Un début de sourire goguenard naquit au coin de ses lèvres, mais s'écrasa presque aussitôt, sans raison apparente. Malgré cette étrange mimique, il retrouva immédiatement contenance et demanda d'un ton faussement réprobateur, quoi qu'avec la fatigue, la fausseté soit peut-être difficile à discerner.
« Ce sont tes démons ? Ou les miens ? Ceux qui te font dire des mots aussi vulgaires devant une dame ? »

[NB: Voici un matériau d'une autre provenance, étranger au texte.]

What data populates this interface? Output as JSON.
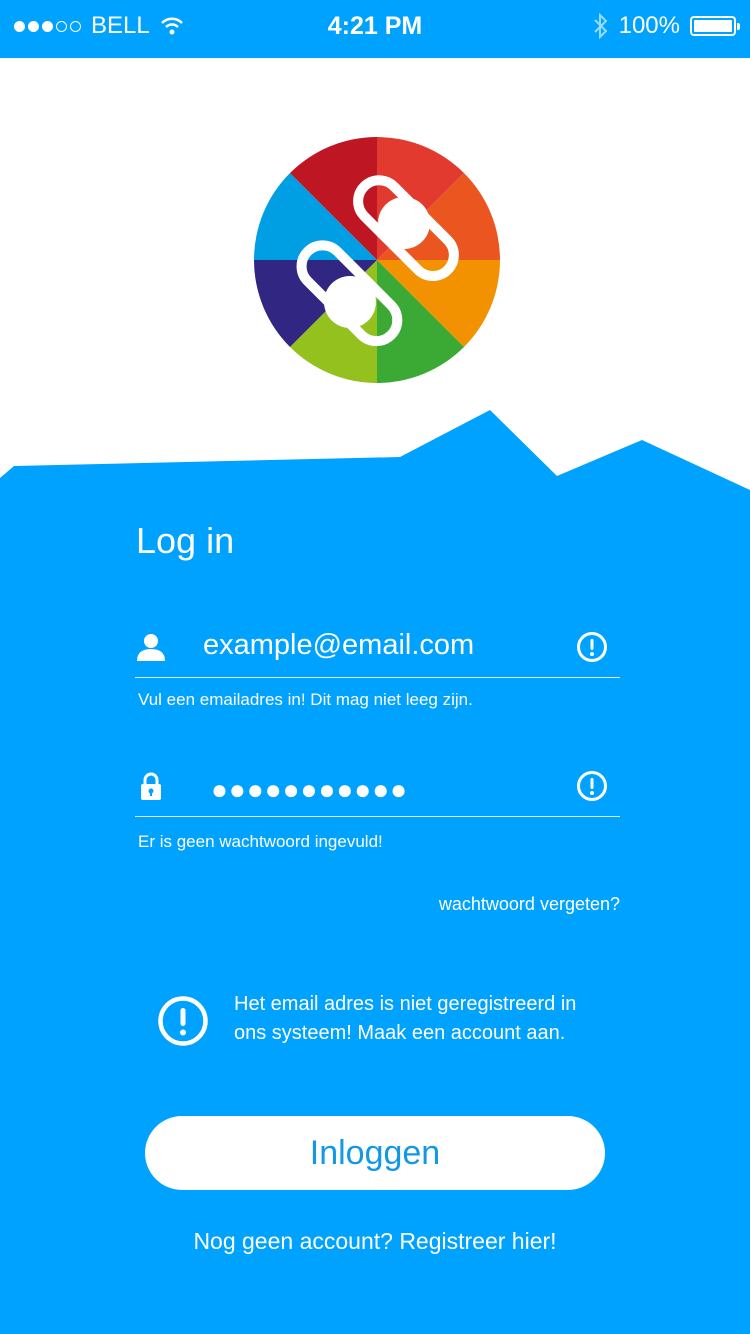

Et, détournant le regard d'un Paul comme acculé par les ombres aux regards de poissons morts, il donna son attention à l'angélique figure blanche et nippone à laquelle il venait de faire référence.
« Ha… les jeunes… hein ? On fait de notre mieux pour les éduquer. Et ils répètent vos pires conneries devant une jolie femme. »
Et qu'importe la réaction d'Helen, réprobatrice, amusée, indifférente, vexée, que Tchang aura tôt fait de redresser la tête, les observer tour à tour d'un coup d'œil. L'ange douce et stricte d'un côté, le démon fort et fraternel de l'autre, et entre eux, la foule des fantômes, de ceux qui parlent mais ne disent rien. Il était définitivement réveillé, et il n'était pas seul.
Et sans élaborer plus en avant ses inepties, il eu un petit sourire.